Debate interditado pelo bolsonarismo obriga esquerda a buscar diálogo

Carol Scoore

Ao se recusar em participar dos debates eleitorais, o presidente eleito Jair Bolsonaro (PSL), deixou evidente um dos fatos mais marcantes dessas eleições: a ausência de diálogo e de propostas concretas para o País. Ao contrário, a influência das redes sociais e a produção massiva de notícias falsas ajudaram a eleger um candidato que não deixou claro seu programa de governo, e também por isso não teve suas ideias confrontadas.

Para o cientista político e professor da Universidade de Brasília Luís Felipe Miguel, a conjuntura demonstra que a esquerda precisa recriar formas de interlocução política permanentes com a população, defendendo modelos de democracia que permitam maior envolvimento no exercício da cidadania.

Um momento da campanha que ajuda a explicar os problemas enfrentados pela esquerda foi o movimento espontâneo que surgiu para conversar com eleitores nas ruas, em especial os indecisos, mas que também tinha o objetivo de virar votos.

“Pelo tamanho dessa mobilização, em outras campanhas esse movimento teria tido um impacto muito maior do que teve. Em 2014 houve uma mobilização semelhante no segundo turno em favor de Dilma e funcionou. Isso mostra que a estratégia do Bolsonaro, baseada no pânico e uso massivo das redes sociais para a disseminação de inverdades, fez com que as pessoas se tornassem menos sensíveis aos debates. O bolsonarismo bloqueia qualquer possibilidade de discussão”, afirma Miguel.

Para ele, isso obriga a esquerda a ter um esforço maior de diálogo com a população ao invés de esperar os processos eleitorais pra tentar passar a sua mensagem.

Ele explica que os modelos de democracia liberal praticados no ocidente estabelecem com a população condições mínimas de participação política, e que agora, com as novas formas de tecnologia e de manipulação, faz com que as pessoas tomem decisões com o mínimo de informação.

“Sem envolvimento, o eleitorado está muito vulnerável as novas estratégias de manipulação. Antes, quando as pessoas se informavam pela imprensa tradicional, por exemplo, haviam manipulações, mas elas aconteciam na esfera pública, o que permitia o contraditório. Nesse modelo as pessoas não querem debater.”

Incertezas

Para o também cientista político e professor da Universidade Federal do ABC Vitor Marchetti, o discurso feito por Bolsonaro para seus apoiadores no dia 21, quando o então candidato falou em “eliminar a oposição”, produziu um ponto de inflexão na campanha. “Houve uma mudança de votos do primeiro para o segundo turno. Ficou mais forte a ideia de que o candidato não tinha um projeto para o País.”

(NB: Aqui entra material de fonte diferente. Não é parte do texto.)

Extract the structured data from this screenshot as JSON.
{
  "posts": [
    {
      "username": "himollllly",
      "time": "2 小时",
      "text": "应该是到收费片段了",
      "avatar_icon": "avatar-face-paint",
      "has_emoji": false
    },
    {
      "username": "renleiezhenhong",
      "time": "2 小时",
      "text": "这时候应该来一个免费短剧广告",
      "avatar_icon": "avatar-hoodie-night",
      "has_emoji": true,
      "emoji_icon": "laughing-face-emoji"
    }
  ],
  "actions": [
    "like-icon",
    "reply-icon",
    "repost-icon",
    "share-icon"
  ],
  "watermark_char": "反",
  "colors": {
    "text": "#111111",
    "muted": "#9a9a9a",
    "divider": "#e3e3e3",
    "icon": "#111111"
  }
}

Ao invés de propostas, Bolsonaro ofereceu ao eleitorado a pauta da moralidade, montada essencialmente no ataque à corrupção, encarnando o sentimento anti-petista de boa parte da população.

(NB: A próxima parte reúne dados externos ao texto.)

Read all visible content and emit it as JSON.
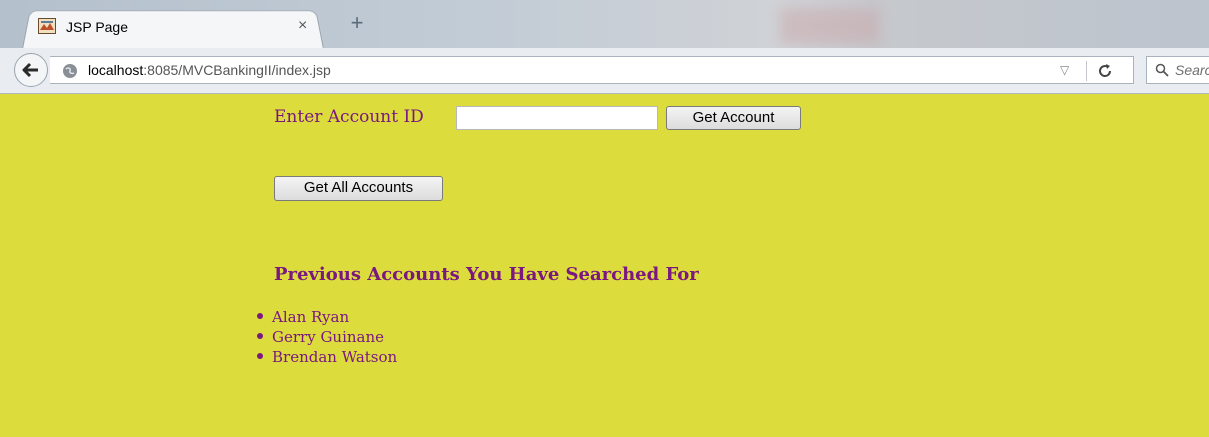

“Elegemos um presidente que conhecemos muito pouco das suas posições para economia, saúde, educação, trabalho. Sempre que alguém da campanha falava algo, era imediatamente desautorizado. Ele surfou num sentimento de mudança na população, mas sem tem quer dizer que mudança era essa”, acrescenta Marchetti.

Esse efeito, no entanto, não deve perdurar. À medida em que o presidente eleito passar a nomear sua equipe de governo, os rumos do futuro governo ficarão cada vez mais explícitos, e o sentimento de mudança estimulado na população deve se esvaziar, acredita Marchetti.

“Ele terá de sinalizar para diferentes grupos, e sabemos que ele sofre resistência no sistema político tradicional. São muitas forças para equilibrar. O PSL cresceu muito, mas não é um partido orgânico. Essa descoordenação política pode minar esse efeito de adesão que o voto parece provocar.”

As ofensivas de Bolsonaro a oposição a sua candidatura – e agora ao seu futuro governo – podem  criar mais problemas para estabilidade do governo.

“A oposição saiu fortalecida. Derrotada, mas forte. Do ponto de vista institucional, o PT não tem uma bancada desprezível, e o (Fernando) Haddad ganhou em mais municípios do que o Bolsonaro. Também tem uma oposição direta que vem da própria população. Se ele continuar com esse discurso violento, de varrer a oposição do País, pode perder uma parte significativa do eleitorado que o apoiou, e que não é avessa a democracia”, avalia Marchetti.